バイク9周を終え、再度トランジションへ。スイムアップの時にはチャリがたくさんあり余裕の気持ちになったが、今回は逆にチャリが周りのラックに多い(完全にバイクで抜かされている!)。気を取り直してシューズを替え、ジェルを飲み、サンバイザーをつける。天候は曇りに変わっている。一度深呼吸し、忘れ物チェック。次に帰ってくる時は、バイクピックアップの時だな、と思いつつ再出発。ふと腕時計をみると2:07:00あたり。キロ5分でサブスリーいけるじゃん。えーーーっと、ランニングのコースは2.5kmを4周回だから、片道1.25km, これを6分半で行くと一周13分。10kmを54分だ。まずはこれをベースにして、ちょっとずつ貯金を作るビルドアップのイメージで行けばいける。(本当にこんな感じの事ばかり考えていたな。。。)

まず片道。だがスピードが全然上がらない。補給はした、足も痛くない、でも…既にシンプルに疲れている。200mほど走ったところで、ここまで来れているって事ですごくね?と逡巡し歩きそうになる。なぜかウルっと来る。おいおいちょっと待てよ、まだ終わってないよ。とにかく歩を進める。周回ごとのポカリを楽しみにして、ペースを上げてみる。きついけど、あと7kmだったら何度も走った事ある距離だし、全然行けるぞ。残り5kmで2:30:30。キロ5分ちょいのペースに上がってきているし、これは本当に行けるかも。
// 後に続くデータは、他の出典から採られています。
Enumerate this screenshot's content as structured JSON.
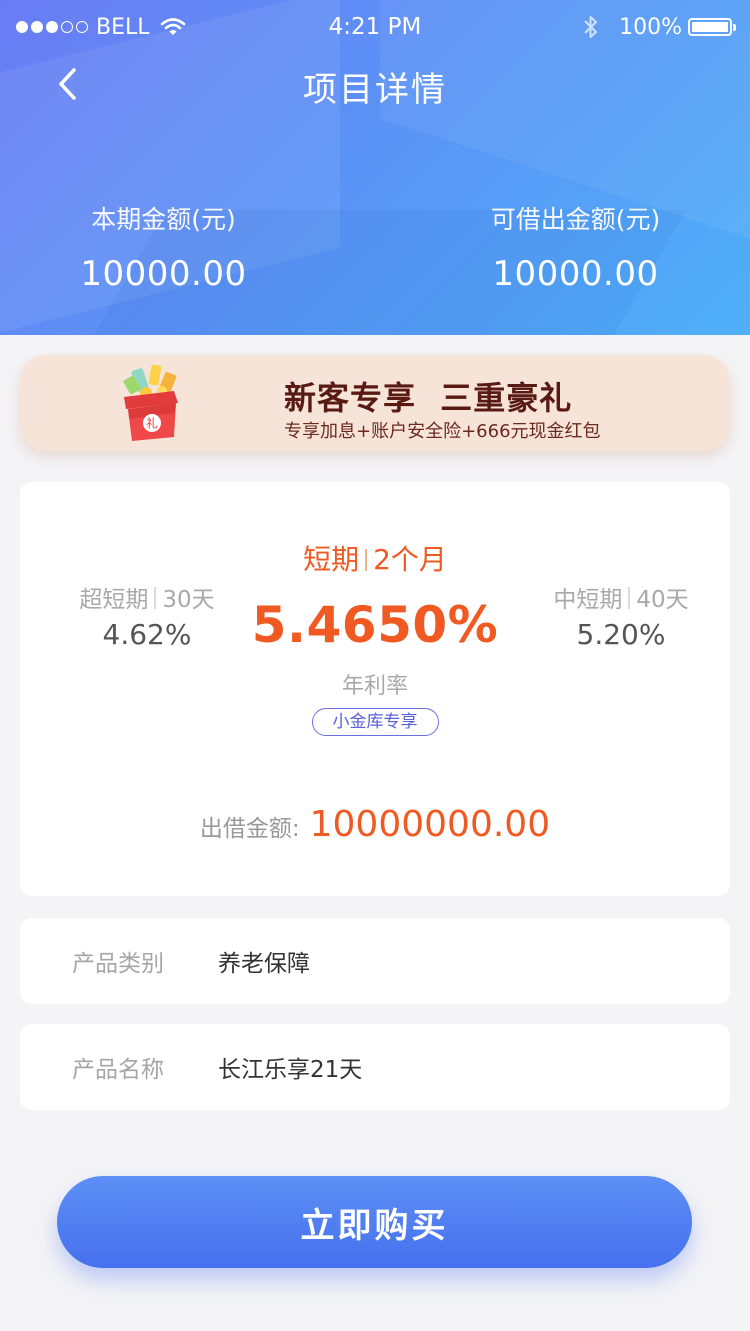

何人も歩いている人がいる。この時間まで残っている人の中で、後ろから抜いて来る人はいなくなっていて、自分がどんどん前を抜いていく格好になる。全体的にスローペースなのだけど、それでも相対的に速いとどんどん前が目標になって走りやすい。リズムが上がる。足もあと少しなら持ちそう。いけるぞ。さらにペースを上げて折り返し、最後の1kmを走る。時計は見ないで行こう、きっと間に合うぞ。周回コースを出て、最後のフィニッシュラインへ。前の一人抜く。ギリギリまで力を出し切りたい。小学生のボランティアとハイタッチ。わーという声に、オッシャーと応えて完走テープを切った。計2:58:35。(ギリギリ!)初レースの達成感と安堵感たるや。お水をもらい、しばらくビーチサイドで放心。楽しかったなー。

これはまた、挑戦したくなる気がする。少し休んでから、バイクの練習をもっとしっかりしてみようと思う。